The ambassador was honoured by HM the King last week with the Order of Bahrain (Wisam Al-Bahrain) – First Class for his tremendous role in bolstering relations between the two countries. These ties are going to become even more crucial for both countries in a post-Brexit era.

Simon said: “Once we are outside of the European Union, however that uncertainty shakes out, our bilateral relationships with Bahrain and other countries of the Gulf become even more important. So we are open to trade and investment in both countries, with a lot of interest in the UK in doing business with Bahrain and neighbouring countries.”

This relationship will have to be delicately cultivated and maintained by the incoming British Ambassador, Roderick Drummond, who along with his wife Yasmin, have been posted in the Middle East four times previously.

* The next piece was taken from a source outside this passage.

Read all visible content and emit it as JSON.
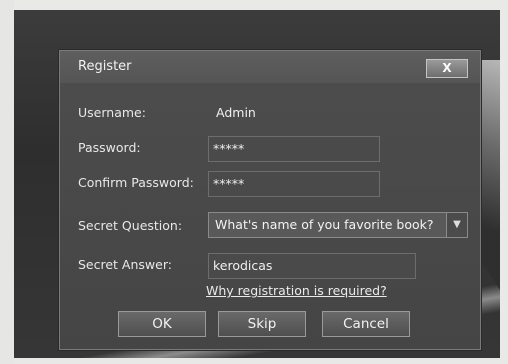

Simon highlighted: “Brody (Roderick) and Yasmin will be fantastic in their role. Roderick speaks Arabic and as a sportsman and Scotsman, he is going to fit in perfectly well in the kingdom. We couldn’t have hoped for better successors. We wish them the best of luck and hope they have as much fun as we did.”

As for Simon and Sophie, they are headed for a well-deserved respite from diplomatic responsibilities. A house they had purchased before moving, with the intention to renovate it, awaits them. Perhaps in due time, they might be called back to public duty, or better yet, visit their friends in Bahrain.

The GulfWeekly would like to wish them both the best of luck in all their future endeavours and hopes to catch up with them when they visit the island next.